When we’re talking about the government using lethal force, a 1.000 batting average should probably cause some suspicion. The FBI calls use of deadly force “justified” when the FBI agent fears that his life or those of his fellow agents are in danger. But as The Atlantic Wire notes today, that’s a pretty ambiguous threshold. (“If the FBI is after a suspect, isn’t there some implicit danger in that already?”) And as the Times notes, the use of force can be “justified” in the moment, even if it later turns out to have been ill-advised. As in: an FBI agent shot an innocent Maryland man in 2002 whose description matched that of a suspected bank robber. The bureau paid $1.3 million to settle a lawsuit, but the internal investigation found the use of force justified because it found the agent had reason to think the non-suspect was reaching for a weapon at the time. Extrapolating to the Tsarnaev case, if the FBI finds that its agents had reason to fear for their lives, even if that fear ends up being unjustified, they might rule it a faultless case.

There’s a lot we don’t yet know about the circumstances surrounding Todashev’s death. And as Maria Sacchetti of the Boston Globe reported last week, this incident already differs in some ways from past FBI shootings. She describes a deadly FBI shooting in Illinois that occurred 12 days before the Todashev incident. “Within 24 hours, the FBI issued a press release saying agents shot and killed Tony Starnes, 45, when he allegedly rammed an agent’s vehicle with a stolen Honda Civic,” Sacchetti wrote. The FBI hasn’t been nearly so quick with information this time around, a fact that suggests they might be sitting on potentially unflattering info.

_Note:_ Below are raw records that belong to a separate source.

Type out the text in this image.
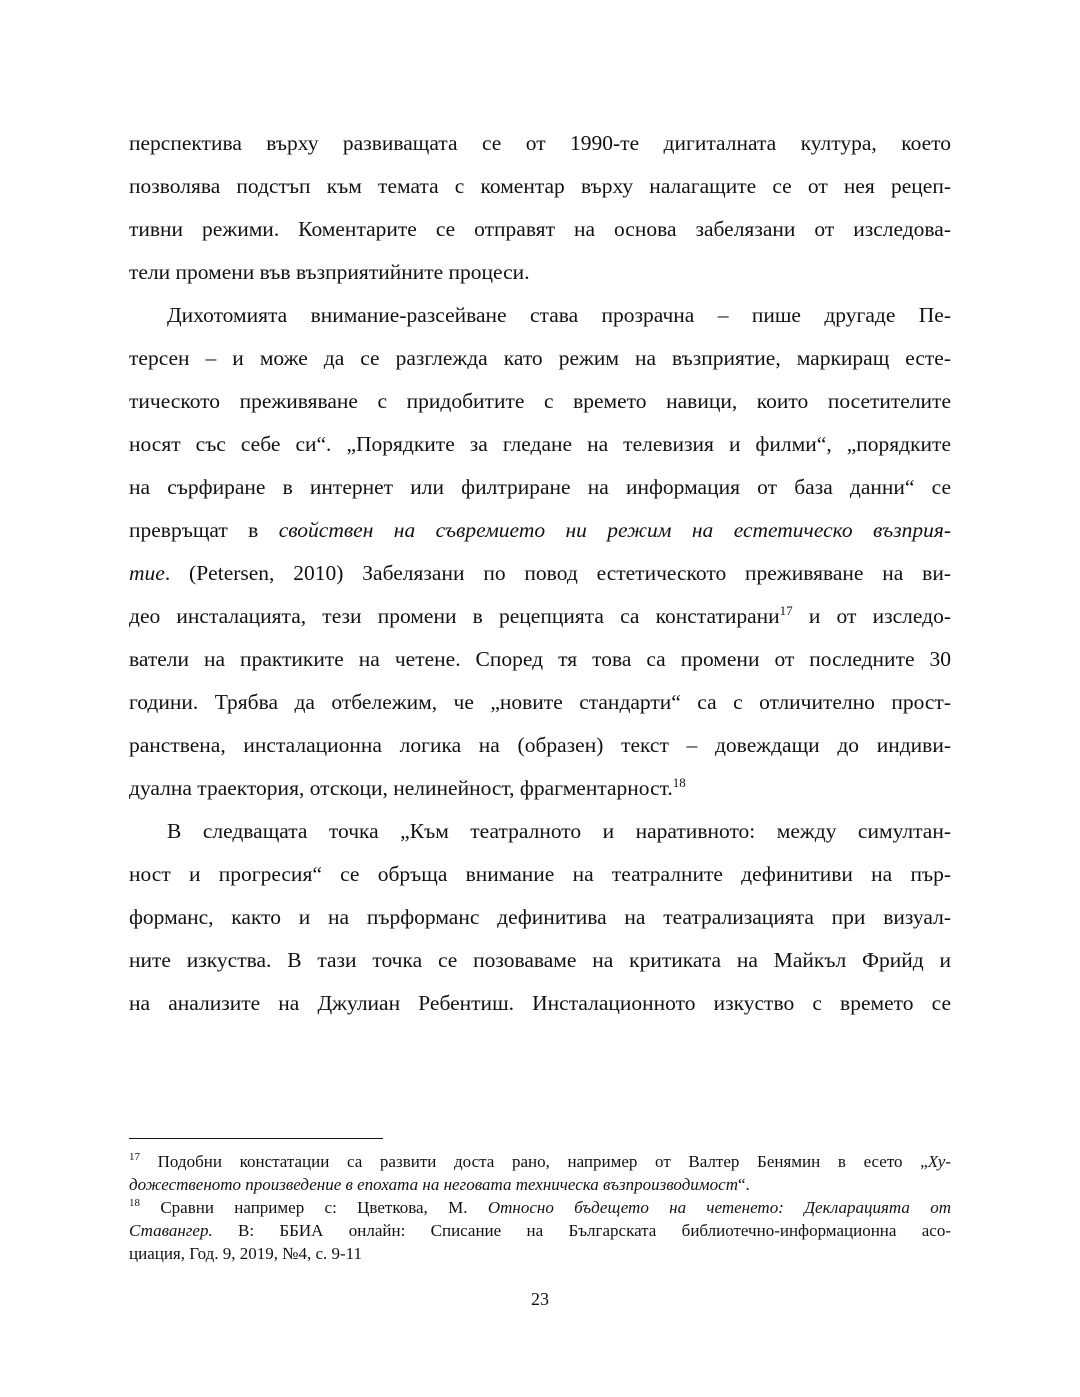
перспектива върху развиващата се от 1990-те дигиталната култура, което
позволява подстъп към темата с коментар върху налагащите се от нея рецеп-
тивни режими. Коментарите се отправят на основа забелязани от изследова-
тели промени във възприятийните процеси.
Дихотомията внимание-разсейване става прозрачна – пише другаде Пе-
терсен – и може да се разглежда като режим на възприятие, маркиращ есте-
тическото преживяване с придобитите с времето навици, които посетителите
носят със себе си“. „Порядките за гледане на телевизия и филми“, „порядките
на сърфиране в интернет или филтриране на информация от база данни“ се
превръщат в свойствен на съвремието ни режим на естетическо възприя-
тие. (Petersen, 2010) Забелязани по повод естетическото преживяване на ви-
део инсталацията, тези промени в рецепцията са констатирани$^{17}$ и от изследо-
ватели на практиките на четене. Според тя това са промени от последните 30
години. Трябва да отбележим, че „новите стандарти“ са с отличително прост-
ранствена, инсталационна логика на (образен) текст – довеждащи до индиви-
дуална траектория, отскоци, нелинейност, фрагментарност.$^{18}$
В следващата точка „Към театралното и наративното: между симултан-
ност и прогресия“ се обръща внимание на театралните дефинитиви на пър-
форманс, както и на пърформанс дефинитива на театрализацията при визуал-
ните изкуства. В тази точка се позоваваме на критиката на Майкъл Фрийд и
на анализите на Джулиан Ребентиш. Инсталационното изкуство с времето се
$^{17}$ Подобни констатации са развити доста рано, например от Валтер Бенямин в есето „Ху-
дожественото произведение в епохата на неговата техническа възпроизводимост“.
$^{18}$ Сравни например с: Цветкова, М. Относно бъдещето на четенето: Декларацията от
Ставангер. В: ББИА онлайн: Списание на Българската библиотечно-информационна асо-
циация, Год. 9, 2019, №4, с. 9-11
23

She writes:

As time passes, critics say, the FBI’s refusal to release information raises questions about whether they acted properly.

“You can rest assured that the information is not flattering to the FBI; if it was flattering, they’d either release it or leak it,” said Harvey Silverglate, a Boston criminal defense and civil liberties lawyer. “A reasonable person can draw inferences from the FBI’s silence that there was something highly irregular about the way this interrogation was done.”

If that’s the case, the only question is whether the outcome of the FBI investigation will also be “highly irregular.” For the FBI to find fault in its own people, it would have to be.